4. La fondatezza delle censure esaminate integra anche l'ulteriore vizio di eccesso di potere per carenza di istruttoria e travisamento dei fatti, dedotto con il terzo motivo di ricorso.

5. Sulla scorta dei dati assodati sopra esposti, va affermata l'illegittimità del comportamento tenuto dal Comune di San Mauro Torinese che avrebbe dovuto, a seguito di verifica circa la sussistenza dei presupposti e dei requisiti della DIA in variante, esercitare i propri poteri inibitori, impedendo la prosecuzione dell'attività edilizia, in quanto elusiva della disciplina urbanistica vigente.

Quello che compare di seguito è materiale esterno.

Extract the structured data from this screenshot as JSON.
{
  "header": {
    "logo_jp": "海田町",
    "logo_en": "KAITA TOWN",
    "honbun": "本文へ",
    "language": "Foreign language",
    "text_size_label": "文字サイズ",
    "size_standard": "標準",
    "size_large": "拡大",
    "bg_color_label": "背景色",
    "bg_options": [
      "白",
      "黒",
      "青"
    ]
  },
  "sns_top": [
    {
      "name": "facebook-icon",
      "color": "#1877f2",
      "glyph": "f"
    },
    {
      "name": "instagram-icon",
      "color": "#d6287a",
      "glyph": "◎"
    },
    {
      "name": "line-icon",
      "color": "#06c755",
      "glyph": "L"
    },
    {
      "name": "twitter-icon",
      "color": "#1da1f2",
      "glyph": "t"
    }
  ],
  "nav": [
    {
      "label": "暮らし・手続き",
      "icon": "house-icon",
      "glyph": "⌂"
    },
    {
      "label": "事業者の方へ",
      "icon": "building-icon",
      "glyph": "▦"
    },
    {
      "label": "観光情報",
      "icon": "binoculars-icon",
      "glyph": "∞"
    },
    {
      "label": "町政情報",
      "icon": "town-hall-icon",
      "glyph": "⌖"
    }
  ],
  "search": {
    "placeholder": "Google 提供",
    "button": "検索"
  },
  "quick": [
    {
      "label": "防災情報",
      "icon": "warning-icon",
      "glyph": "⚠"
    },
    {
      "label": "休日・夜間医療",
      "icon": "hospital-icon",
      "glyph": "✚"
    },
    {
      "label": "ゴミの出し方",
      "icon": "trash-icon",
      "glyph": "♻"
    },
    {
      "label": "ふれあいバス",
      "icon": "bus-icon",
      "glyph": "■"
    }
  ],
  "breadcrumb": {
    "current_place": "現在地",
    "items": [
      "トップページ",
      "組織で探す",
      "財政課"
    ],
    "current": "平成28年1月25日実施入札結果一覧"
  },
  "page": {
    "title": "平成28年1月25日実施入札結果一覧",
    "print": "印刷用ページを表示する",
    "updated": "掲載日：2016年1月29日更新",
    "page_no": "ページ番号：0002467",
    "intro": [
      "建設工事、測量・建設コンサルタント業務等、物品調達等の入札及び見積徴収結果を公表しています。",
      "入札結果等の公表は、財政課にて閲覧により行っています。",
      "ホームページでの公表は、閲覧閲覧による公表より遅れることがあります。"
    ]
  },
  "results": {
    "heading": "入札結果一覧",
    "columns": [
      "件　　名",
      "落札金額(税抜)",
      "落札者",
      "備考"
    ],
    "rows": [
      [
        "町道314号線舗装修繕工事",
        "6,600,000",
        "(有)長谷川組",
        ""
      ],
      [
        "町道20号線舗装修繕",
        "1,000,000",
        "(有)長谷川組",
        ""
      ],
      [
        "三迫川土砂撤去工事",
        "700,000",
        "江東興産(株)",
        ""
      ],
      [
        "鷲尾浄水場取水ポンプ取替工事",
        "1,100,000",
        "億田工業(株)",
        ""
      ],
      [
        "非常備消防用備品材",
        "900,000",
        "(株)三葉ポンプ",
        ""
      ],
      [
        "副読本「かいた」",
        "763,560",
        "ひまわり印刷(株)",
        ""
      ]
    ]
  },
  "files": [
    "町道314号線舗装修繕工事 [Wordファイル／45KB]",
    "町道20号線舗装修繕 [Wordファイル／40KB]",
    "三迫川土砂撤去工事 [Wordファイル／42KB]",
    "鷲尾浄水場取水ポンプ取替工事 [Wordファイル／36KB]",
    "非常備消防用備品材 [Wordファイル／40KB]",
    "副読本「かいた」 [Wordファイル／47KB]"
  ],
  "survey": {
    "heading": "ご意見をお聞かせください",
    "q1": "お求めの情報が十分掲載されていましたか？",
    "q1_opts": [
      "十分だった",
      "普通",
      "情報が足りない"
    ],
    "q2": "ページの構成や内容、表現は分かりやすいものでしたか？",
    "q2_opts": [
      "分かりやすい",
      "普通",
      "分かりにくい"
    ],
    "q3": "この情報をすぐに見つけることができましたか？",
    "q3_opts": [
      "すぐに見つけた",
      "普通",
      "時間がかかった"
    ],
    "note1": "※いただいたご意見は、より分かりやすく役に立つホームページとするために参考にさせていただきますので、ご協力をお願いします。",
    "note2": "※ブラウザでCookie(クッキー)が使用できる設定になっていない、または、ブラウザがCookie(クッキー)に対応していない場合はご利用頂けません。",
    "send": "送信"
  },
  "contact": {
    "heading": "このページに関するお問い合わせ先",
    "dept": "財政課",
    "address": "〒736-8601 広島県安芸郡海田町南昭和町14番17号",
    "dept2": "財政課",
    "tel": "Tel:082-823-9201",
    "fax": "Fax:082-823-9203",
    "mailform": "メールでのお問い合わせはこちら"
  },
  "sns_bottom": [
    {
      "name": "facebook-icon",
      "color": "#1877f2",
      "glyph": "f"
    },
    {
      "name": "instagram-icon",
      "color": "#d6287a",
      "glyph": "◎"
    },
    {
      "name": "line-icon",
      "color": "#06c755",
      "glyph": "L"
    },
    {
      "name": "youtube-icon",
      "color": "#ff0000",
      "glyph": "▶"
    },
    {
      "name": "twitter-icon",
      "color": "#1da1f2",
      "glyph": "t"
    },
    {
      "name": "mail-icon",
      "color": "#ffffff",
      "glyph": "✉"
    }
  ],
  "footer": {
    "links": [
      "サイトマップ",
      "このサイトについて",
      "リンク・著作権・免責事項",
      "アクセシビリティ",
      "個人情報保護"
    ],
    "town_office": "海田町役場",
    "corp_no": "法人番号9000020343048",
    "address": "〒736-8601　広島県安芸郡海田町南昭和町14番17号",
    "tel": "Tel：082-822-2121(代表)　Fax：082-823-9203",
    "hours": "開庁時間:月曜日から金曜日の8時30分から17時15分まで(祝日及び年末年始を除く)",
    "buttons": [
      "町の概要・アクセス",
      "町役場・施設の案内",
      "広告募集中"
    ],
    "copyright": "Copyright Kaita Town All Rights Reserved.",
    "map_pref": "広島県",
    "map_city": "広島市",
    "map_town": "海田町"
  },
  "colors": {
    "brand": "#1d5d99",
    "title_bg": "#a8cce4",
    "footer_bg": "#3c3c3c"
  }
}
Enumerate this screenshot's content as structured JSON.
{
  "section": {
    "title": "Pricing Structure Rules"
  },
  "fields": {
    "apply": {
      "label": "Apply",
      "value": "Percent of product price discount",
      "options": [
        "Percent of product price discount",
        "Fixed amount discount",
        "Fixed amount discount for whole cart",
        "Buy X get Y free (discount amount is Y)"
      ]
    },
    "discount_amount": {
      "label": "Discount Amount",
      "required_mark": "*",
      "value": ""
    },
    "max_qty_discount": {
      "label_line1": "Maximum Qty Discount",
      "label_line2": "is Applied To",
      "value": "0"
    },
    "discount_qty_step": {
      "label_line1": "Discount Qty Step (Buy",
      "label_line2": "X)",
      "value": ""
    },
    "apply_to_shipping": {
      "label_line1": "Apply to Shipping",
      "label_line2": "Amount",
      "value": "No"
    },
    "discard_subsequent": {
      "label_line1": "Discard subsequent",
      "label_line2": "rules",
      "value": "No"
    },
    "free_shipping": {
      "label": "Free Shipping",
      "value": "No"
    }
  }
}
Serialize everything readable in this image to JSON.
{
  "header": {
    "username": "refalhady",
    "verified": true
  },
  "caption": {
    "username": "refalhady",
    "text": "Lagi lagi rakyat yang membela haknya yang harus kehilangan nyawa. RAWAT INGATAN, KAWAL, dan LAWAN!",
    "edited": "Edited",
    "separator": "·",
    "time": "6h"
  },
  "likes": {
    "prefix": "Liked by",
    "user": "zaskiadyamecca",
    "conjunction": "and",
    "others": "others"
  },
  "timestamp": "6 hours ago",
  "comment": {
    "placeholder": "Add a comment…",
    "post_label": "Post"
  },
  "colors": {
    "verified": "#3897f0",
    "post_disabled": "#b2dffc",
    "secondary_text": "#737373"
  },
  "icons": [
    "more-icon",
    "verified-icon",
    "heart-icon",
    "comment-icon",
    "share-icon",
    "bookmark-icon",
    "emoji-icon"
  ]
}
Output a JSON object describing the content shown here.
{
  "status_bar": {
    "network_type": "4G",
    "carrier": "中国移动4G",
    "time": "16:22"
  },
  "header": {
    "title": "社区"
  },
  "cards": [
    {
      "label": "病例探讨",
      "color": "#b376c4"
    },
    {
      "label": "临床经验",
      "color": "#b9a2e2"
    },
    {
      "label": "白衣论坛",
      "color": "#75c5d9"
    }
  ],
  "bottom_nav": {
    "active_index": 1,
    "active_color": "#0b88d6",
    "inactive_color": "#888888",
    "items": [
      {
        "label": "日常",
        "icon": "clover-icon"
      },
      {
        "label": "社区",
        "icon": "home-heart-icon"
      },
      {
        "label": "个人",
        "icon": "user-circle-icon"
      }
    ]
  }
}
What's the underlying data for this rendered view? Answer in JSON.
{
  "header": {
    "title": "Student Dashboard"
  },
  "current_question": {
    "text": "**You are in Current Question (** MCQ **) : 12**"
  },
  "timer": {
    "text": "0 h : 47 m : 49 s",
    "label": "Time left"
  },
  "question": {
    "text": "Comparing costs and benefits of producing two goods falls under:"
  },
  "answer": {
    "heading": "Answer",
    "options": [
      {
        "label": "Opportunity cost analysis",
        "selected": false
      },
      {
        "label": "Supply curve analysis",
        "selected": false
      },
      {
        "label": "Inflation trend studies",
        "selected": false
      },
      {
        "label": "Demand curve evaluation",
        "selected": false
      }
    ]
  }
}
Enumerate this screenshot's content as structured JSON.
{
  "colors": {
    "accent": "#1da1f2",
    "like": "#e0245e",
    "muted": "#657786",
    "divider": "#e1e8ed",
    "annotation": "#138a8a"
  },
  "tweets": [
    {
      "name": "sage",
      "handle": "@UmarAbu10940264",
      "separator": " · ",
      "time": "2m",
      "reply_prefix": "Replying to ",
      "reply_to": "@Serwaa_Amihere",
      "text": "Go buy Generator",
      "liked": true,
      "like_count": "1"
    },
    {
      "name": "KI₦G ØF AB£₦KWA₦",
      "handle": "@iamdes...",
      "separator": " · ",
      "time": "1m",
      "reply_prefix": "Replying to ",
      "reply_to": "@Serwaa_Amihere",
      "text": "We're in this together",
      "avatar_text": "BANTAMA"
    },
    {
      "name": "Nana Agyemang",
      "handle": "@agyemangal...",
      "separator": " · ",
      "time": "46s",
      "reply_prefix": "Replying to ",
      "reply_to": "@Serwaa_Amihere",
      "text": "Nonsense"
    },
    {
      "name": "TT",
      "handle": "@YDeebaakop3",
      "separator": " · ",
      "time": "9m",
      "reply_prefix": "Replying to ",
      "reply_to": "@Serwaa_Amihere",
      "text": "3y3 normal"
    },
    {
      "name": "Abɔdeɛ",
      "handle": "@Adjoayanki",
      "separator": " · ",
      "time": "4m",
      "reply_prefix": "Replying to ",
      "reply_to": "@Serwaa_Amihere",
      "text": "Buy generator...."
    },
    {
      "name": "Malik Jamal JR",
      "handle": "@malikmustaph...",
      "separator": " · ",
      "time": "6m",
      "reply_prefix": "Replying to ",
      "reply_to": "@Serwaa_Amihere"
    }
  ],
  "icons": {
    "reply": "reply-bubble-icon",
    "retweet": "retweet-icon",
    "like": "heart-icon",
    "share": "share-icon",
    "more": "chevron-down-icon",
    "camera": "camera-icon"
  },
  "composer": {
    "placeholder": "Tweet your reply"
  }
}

Ne discende quindi l'illegittimità del silenzio serbato.

6. Appare applicabile, inoltre, l'art. 31 del codice del processo amministrativo, che afferma che "il giudice può pronunciare sulla fondatezza della pretesa dedotta in giudizio solo quando si tratta di attività vincolata o quando risulta che non residuano ulteriori margini di esercizio della discrezionalità e non sono necessari adempimenti istruttori che debbano essere compiuti dall'amministrazione". Nel caso in esame, la discrezionalità amministrativa è esaurita, stante la natura vincolata dei compiti in materia edilizia, sia in rapporto ai profili abilitativi che a quelli sanzionatori, e in considerazione del fatto che gli adempimenti istruttori risultano compiuti sulla base degli accertamenti condotti dal responsabile del procedimento, di cui si è dato ampio conto.

Residua quindi in capo al Comune il solo compito di provvedere all'esecuzione della presente decisione, adottando i provvedimenti sanzionatori di cui all'art. 31 e seguenti del d.P.R. n. 380 del 2001.

Stante la complessità dei profili istruttori sottesi alla vicenda, si ravvisano giusti motivi di compensazione delle spese di lite.

P.Q.M.

Il Tribunale Amministrativo Regionale per il Piemonte (Sezione Prima), definitivamente pronunciando sul ricorso, come in epigrafe proposto, accoglie il ricorso ai sensi di cui in motivazione e per l'effetto ordina al Comune di San Mauro Torinese di provvedere a quanto richiesto entro il termine di giorni sessanta dalla notificazione della presente sentenza.

Spese di lite compensate.

Ordina che la presente sentenza sia eseguita dall'autorità amministrativa.